L’exposition en ligne, à voir sur https://labkontempo.com/fr/, ouverte au public depuis le 17 octobre témoigne de la façon dont sont rendues, de manière la plus souvent inconsciente, dans l’art et les gestes quotidiens, les séquelles du colonialisme présentes dans la pensée du Kinois. Si l’on n’y fait pas cas, n’est-ce pas là la preuve qu’elle y est fortement imprégnée…
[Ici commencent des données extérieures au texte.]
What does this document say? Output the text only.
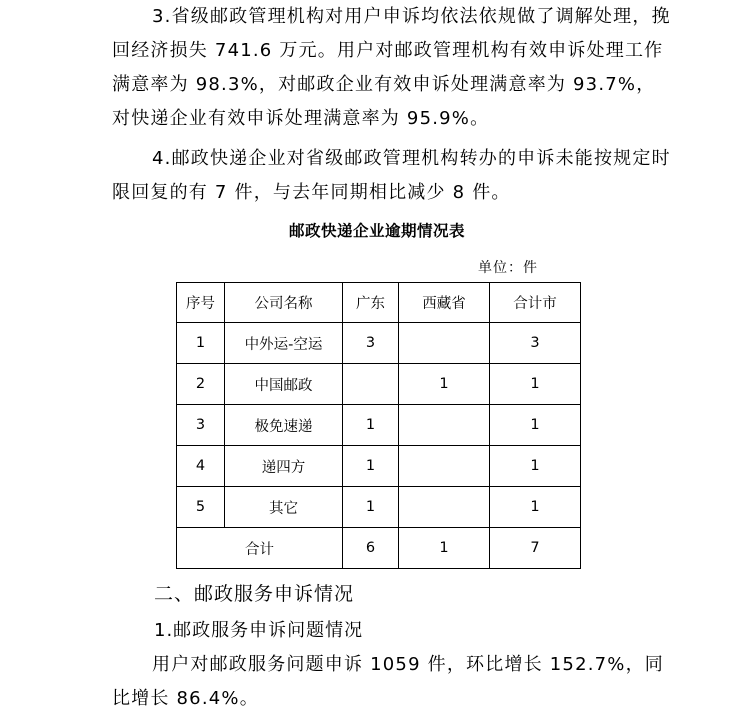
3.省级邮政管理机构对用户申诉均依法依规做了调解处理，挽回经济损失 741.6 万元。用户对邮政管理机构有效申诉处理工作满意率为 98.3%，对邮政企业有效申诉处理满意率为 93.7%，对快递企业有效申诉处理满意率为 95.9%。

4.邮政快递企业对省级邮政管理机构转办的申诉未能按规定时限回复的有 7 件，与去年同期相比减少 8 件。

邮政快递企业逾期情况表
单位：件
序号	公司名称	广东	西藏省	合计市
1	中外运-空运	3		3
2	中国邮政		1	1
3	极免速递	1		1
4	递四方	1		1
5	其它	1		1
合计		6	1	7
二、邮政服务申诉情况

1.邮政服务申诉问题情况

用户对邮政服务问题申诉 1059 件，环比增长 152.7%，同比增长 86.4%。
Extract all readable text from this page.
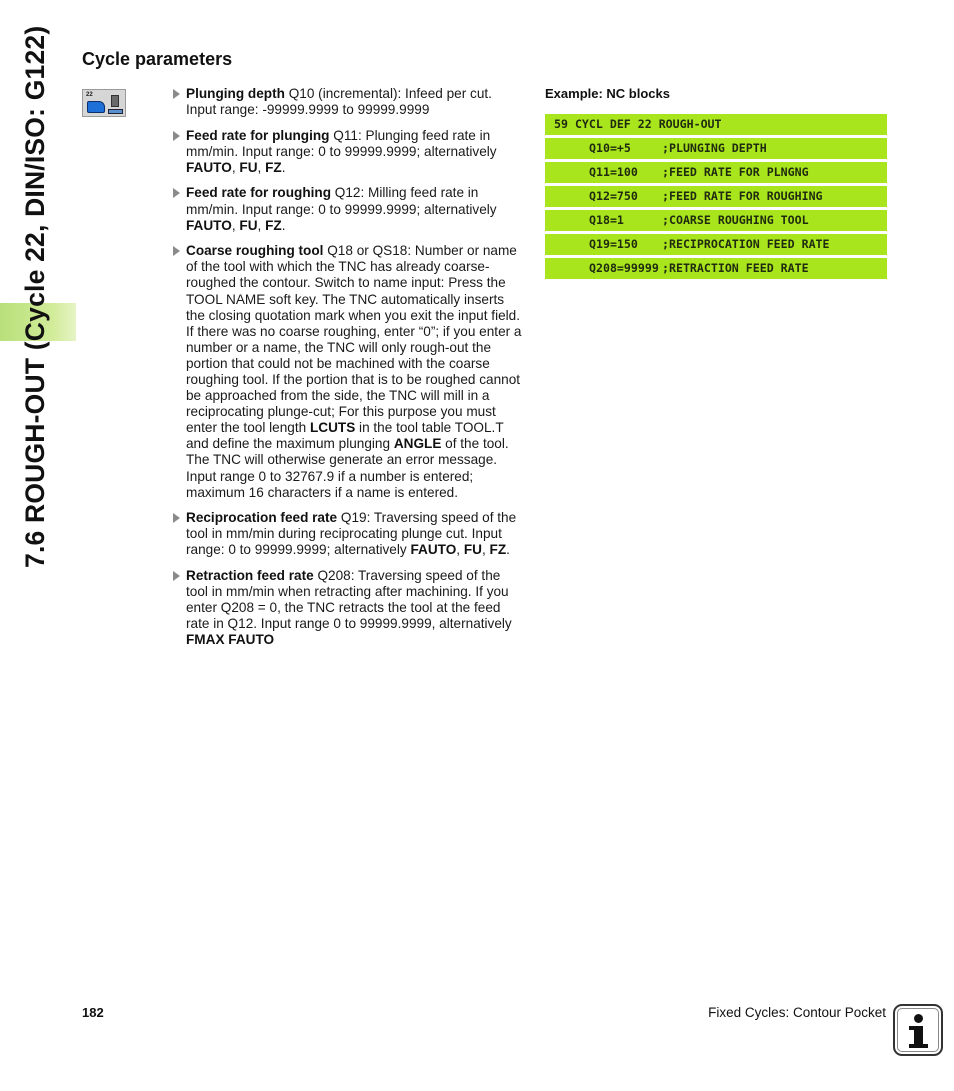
7.6 ROUGH-OUT (Cycle 22, DIN/ISO: G122) Cycle parameters
22	Plunging depth Q10 (incremental): Infeed per cut. Input range: -99999.9999 to 99999.9999
Feed rate for plunging Q11: Plunging feed rate in mm/min. Input range: 0 to 99999.9999; alternatively FAUTO, FU, FZ.
Feed rate for roughing Q12: Milling feed rate in mm/min. Input range: 0 to 99999.9999; alternatively FAUTO, FU, FZ.
Coarse roughing tool Q18 or QS18: Number or name of the tool with which the TNC has already coarse-roughed the contour. Switch to name input: Press the TOOL NAME soft key. The TNC automatically inserts the closing quotation mark when you exit the input field. If there was no coarse roughing, enter “0”; if you enter a number or a name, the TNC will only rough-out the portion that could not be machined with the coarse roughing tool. If the portion that is to be roughed cannot be approached from the side, the TNC will mill in a reciprocating plunge-cut; For this purpose you must enter the tool length LCUTS in the tool table TOOL.T and define the maximum plunging ANGLE of the tool. The TNC will otherwise generate an error message. Input range 0 to 32767.9 if a number is entered; maximum 16 characters if a name is entered.
Reciprocation feed rate Q19: Traversing speed of the tool in mm/min during reciprocating plunge cut. Input range: 0 to 99999.9999; alternatively FAUTO, FU, FZ.
Retraction feed rate Q208: Traversing speed of the tool in mm/min when retracting after machining. If you enter Q208 = 0, the TNC retracts the tool at the feed rate in Q12. Input range 0 to 99999.9999, alternatively FMAX FAUTO
Example: NC blocks
59 CYCL DEF 22 ROUGH-OUT
Q10=+5	;PLUNGING DEPTH
Q11=100 ;FEED RATE FOR PLNGNG
Q12=750 ;FEED RATE FOR ROUGHING
Q18=1	;COARSE ROUGHING TOOL
Q19=150 ;RECIPROCATION FEED RATE
Q208=99999 ;RETRACTION FEED RATE
182	Fixed Cycles: Contour Pocket
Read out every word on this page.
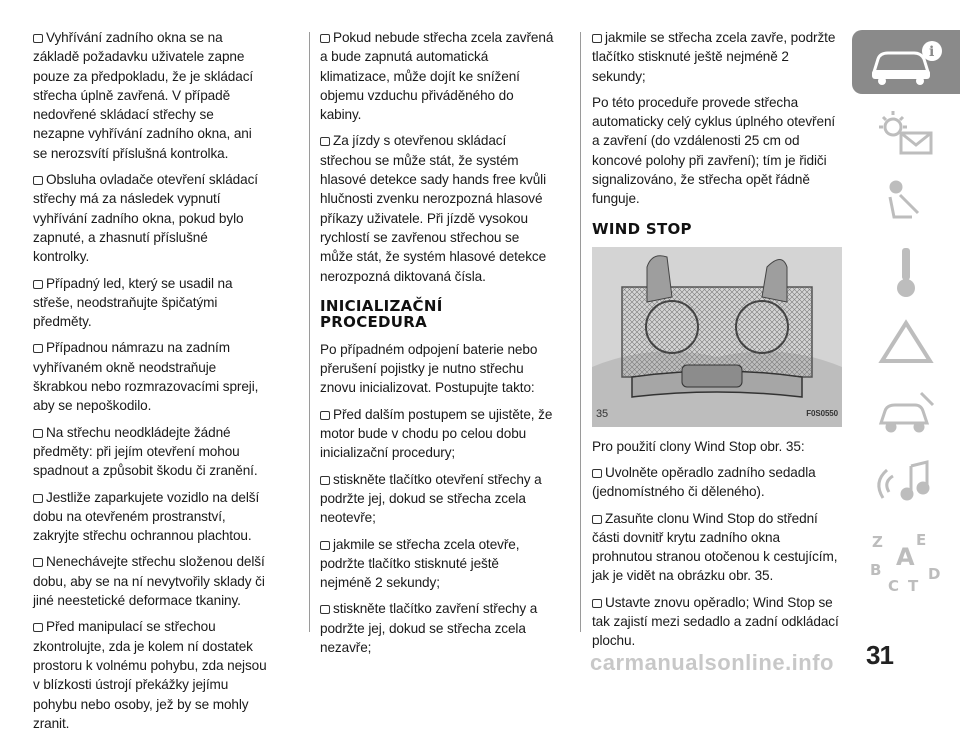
Vyhřívání zadního okna se na základě požadavku uživatele zapne pouze za předpokladu, že je skládací střecha úplně zavřená. V případě nedovřené skládací střechy se nezapne vyhřívání zadního okna, ani se nerozsvítí příslušná kontrolka.
Obsluha ovladače otevření skládací střechy má za následek vypnutí vyhřívání zadního okna, pokud bylo zapnuté, a zhasnutí příslušné kontrolky.
Případný led, který se usadil na střeše, neodstraňujte špičatými předměty.
Případnou námrazu na zadním vyhřívaném okně neodstraňuje škrabkou nebo rozmrazovacími spreji, aby se nepoškodilo.
Na střechu neodkládejte žádné předměty: při jejím otevření mohou spadnout a způsobit škodu či zranění.
Jestliže zaparkujete vozidlo na delší dobu na otevřeném prostranství, zakryjte střechu ochrannou plachtou.
Nenechávejte střechu složenou delší dobu, aby se na ní nevytvořily sklady či jiné neestetické deformace tkaniny.
Před manipulací se střechou zkontrolujte, zda je kolem ní dostatek prostoru k volnému pohybu, zda nejsou v blízkosti ústrojí překážky jejímu pohybu nebo osoby, jež by se mohly zranit.
Pokud nebude střecha zcela zavřená a bude zapnutá automatická klimatizace, může dojít ke snížení objemu vzduchu přiváděného do kabiny.
Za jízdy s otevřenou skládací střechou se může stát, že systém hlasové detekce sady hands free kvůli hlučnosti zvenku nerozpozná hlasové příkazy uživatele. Při jízdě vysokou rychlostí se zavřenou střechou se může stát, že systém hlasové detekce nerozpozná diktovaná čísla.
INICIALIZAČNÍ
PROCEDURA
Po případném odpojení baterie nebo přerušení pojistky je nutno střechu znovu inicializovat. Postupujte takto:
Před dalším postupem se ujistěte, že motor bude v chodu po celou dobu inicializační procedury;
stiskněte tlačítko otevření střechy a podržte jej, dokud se střecha zcela neotevře;
jakmile se střecha zcela otevře, podržte tlačítko stisknuté ještě nejméně 2 sekundy;
stiskněte tlačítko zavření střechy a podržte jej, dokud se střecha zcela nezavře;
jakmile se střecha zcela zavře, podržte tlačítko stisknuté ještě nejméně 2 sekundy;
Po této proceduře provede střecha automaticky celý cyklus úplného otevření a zavření (do vzdálenosti 25 cm od koncové polohy při zavření); tím je řidiči signalizováno, že střecha opět řádně funguje.
WIND STOP
35	F0S0550
Pro použití clony Wind Stop obr. 35:
Uvolněte opěradlo zadního sedadla (jednomístného či děleného).
Zasuňte clonu Wind Stop do střední části dovnitř krytu zadního okna prohnutou stranou otočenou k cestujícím, jak je vidět na obrázku obr. 35.
Ustavte znovu opěradlo; Wind Stop se tak zajistí mezi sedadlo a zadní odkládací plochu.
i
Z E
B
C T
D
A
31
carmanualsonline.info
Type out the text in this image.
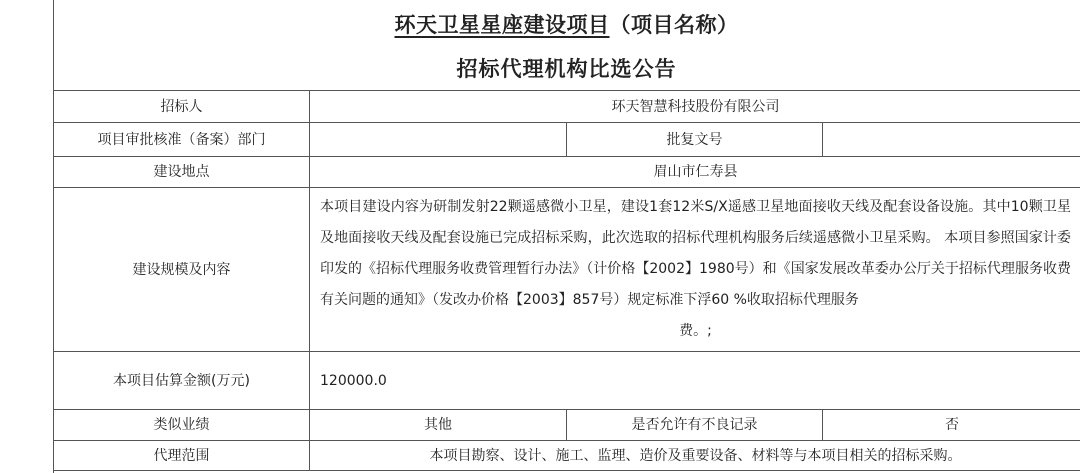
环天卫星星座建设项目（项目名称）
招标代理机构比选公告
招标人	环天智慧科技股份有限公司		
项目审批核准（备案）部门		批复文号	
建设地点	眉山市仁寿县		
建设规模及内容	本项目建设内容为研制发射22颗遥感微小卫星，建设1套12米S/X遥感卫星地面接收天线及配套设备设施。其中10颗卫星及地面接收天线及配套设施已完成招标采购，此次选取的招标代理机构服务后续遥感微小卫星采购。 本项目参照国家计委印发的《招标代理服务收费管理暂行办法》（计价格【2002】1980号）和《国家发展改革委办公厅关于招标代理服务收费有关问题的通知》（发改办价格【2003】857号）规定标准下浮60 %收取招标代理服务
费。;		

本项目估算金额(万元)	120000.0		
类似业绩	其他	是否允许有不良记录	否
代理范围	本项目勘察、设计、施工、监理、造价及重要设备、材料等与本项目相关的招标采购。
Parcourir les trois salles d’exposition virtuelle montées pour l’exposition Laboratoire Kontempo mène à la découverte d’un travail collectif d’artistes d’expressions diverses présenté sur différents supports. Résultat d’un ouvrage réalisé en coulisse avec des théoriciens de l’art, chercheurs et professionnels après analyse et questionnement sur « les traces des structures coloniales dans les interactions humaines » dans Kinshasa. Les considérations, d’ordres culturelle et politique traduites tantôt en vidéo, peinture, photo, performance/ installation, dessin, chorégraphie ou collage qui se dégagent de l’œuvre collective se recoupent autour de la démarche initiée à la base par le duo Christ Mukenge/ Lydia Schellhammer. Elle ne remet rien en cause mais scrute et raconte.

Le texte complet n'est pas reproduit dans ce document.